Alors que les cadres du Rassemblement national assurent que l’Europe changera avant tout par la pratique et pas par l’aspect institutionnel, M. Desesquelle doute que cette méthode soit fructueuse : « on n’impose pas en tapant du poing sur la table […] l’Europe est le règne du consensus », quand bien même la France pèserait traditionnellement plus dans les débats.

D’autant plus que « l’Europe est un grand paquebot […] même le dynamisme positif d’Emmanuel Macron ne lui a permis de faire évoluer les choses que très lentement, au bout de la quatrième et la cinquième année ».

Aussi, les 26 États membres restants risquent de ne pas vouloir subir les humeurs françaises en matière de politique européenne.
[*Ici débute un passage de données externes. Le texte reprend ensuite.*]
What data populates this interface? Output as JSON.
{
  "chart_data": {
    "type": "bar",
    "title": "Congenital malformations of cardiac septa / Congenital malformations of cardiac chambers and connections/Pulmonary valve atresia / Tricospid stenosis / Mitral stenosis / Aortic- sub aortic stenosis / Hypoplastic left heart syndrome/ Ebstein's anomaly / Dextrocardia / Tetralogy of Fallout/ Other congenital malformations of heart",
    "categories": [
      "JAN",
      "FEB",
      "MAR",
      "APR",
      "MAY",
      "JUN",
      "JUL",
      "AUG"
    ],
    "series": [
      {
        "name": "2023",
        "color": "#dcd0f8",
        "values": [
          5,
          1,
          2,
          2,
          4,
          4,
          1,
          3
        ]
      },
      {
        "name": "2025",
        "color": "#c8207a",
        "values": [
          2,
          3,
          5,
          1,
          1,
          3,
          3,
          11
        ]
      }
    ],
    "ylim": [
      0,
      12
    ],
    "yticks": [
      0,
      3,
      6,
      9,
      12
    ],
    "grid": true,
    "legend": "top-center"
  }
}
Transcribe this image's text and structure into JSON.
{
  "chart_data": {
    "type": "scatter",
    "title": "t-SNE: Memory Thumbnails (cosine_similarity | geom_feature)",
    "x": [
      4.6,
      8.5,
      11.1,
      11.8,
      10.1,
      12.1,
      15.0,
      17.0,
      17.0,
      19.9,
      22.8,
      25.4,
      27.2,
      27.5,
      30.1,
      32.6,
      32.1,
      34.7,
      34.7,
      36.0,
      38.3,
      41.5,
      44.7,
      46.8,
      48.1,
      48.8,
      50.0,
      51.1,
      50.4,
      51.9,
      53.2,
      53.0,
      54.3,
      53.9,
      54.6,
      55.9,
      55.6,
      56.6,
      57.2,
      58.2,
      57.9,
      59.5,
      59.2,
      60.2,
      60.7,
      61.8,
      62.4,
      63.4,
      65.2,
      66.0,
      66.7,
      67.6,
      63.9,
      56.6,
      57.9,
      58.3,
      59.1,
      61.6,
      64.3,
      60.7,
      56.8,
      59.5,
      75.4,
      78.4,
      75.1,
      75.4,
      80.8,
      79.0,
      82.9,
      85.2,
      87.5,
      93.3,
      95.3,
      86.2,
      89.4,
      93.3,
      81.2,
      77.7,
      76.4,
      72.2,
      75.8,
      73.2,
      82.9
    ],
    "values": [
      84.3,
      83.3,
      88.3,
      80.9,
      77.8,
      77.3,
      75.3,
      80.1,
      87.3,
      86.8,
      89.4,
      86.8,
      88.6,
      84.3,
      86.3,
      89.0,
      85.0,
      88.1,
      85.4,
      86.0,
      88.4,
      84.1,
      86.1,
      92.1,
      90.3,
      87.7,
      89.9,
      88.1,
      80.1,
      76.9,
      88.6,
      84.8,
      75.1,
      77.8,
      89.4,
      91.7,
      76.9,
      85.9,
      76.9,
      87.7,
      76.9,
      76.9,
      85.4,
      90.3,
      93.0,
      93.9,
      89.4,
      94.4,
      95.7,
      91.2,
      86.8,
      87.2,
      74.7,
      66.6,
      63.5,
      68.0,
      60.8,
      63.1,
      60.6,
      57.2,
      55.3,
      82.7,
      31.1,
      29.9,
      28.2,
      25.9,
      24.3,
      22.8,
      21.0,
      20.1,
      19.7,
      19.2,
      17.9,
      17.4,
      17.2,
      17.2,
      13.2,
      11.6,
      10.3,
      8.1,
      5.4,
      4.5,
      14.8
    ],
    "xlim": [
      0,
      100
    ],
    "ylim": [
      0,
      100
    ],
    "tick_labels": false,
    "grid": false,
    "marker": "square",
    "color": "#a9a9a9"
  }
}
Si elle est élue, « l’Europe sera très secouée », concède Daniel Desesquelle, mais « la politique de la chaise vide ne permet pas d’imposer ses vues » aux autres partenaires.

Des alliés en Europe ?

À l’exception de quelques « alliés » ? C’est du moins ce qu’espèrent les soutiens de Marine Le Pen en charge du dossier européen : entre la Pologne et la Hongrie, disent-ils, mais aussi le Danemark en ce qui concerne l’immigration, une nouvelle Europe serait possible.

En réalité, entre la division des extrêmes droites européennes et le fait qu’elles ne sont largement pas au pouvoir dans leurs pays, il y a avant tout « un risque d’impuissance et d’isolement » de la France si Marine Le Pen était élue. « Le seul vrai allié de Mme Le Pen, c’est la Hongrie », nuance M. Desesquelle, en écartant l’idée que la Pologne puisse être un soutien sans faille d’un gouvernement lepéniste, eu égard des différences de point de vue sur la Russie de Vladimir Poutine.

Avec la Hongrie et la France alliées contre les vingt-cinq autres pays, « l’arrivée de Marine Le Pen [à l’Élysée] va compliquer, va déstabiliser les autres Européens », conclut-il sur ce point.

Et quel avenir pour la PFUE ? Entre les élections législatives à organiser et moins de deux mois avant la fin de la présidence française, qui s’achève le 30 juin, Daniel Desesquelle considère qu’« il n’y aura plus de PFUE politique […] elle est morte dans l’œuf », à part peut-être « un petit coup d’éclat symbolique », si Mme Le Pen était élue.

Ce constat est partagé par un haut fonctionnaire français et connaisseur des dossiers européens, qui n’a pas souhaité commenter davantage. L’équipe de campagne de Marine Le Pen n’a pas donné suite aux sollicitations d’EURACTIV France sur leurs projets liés à la PFUE.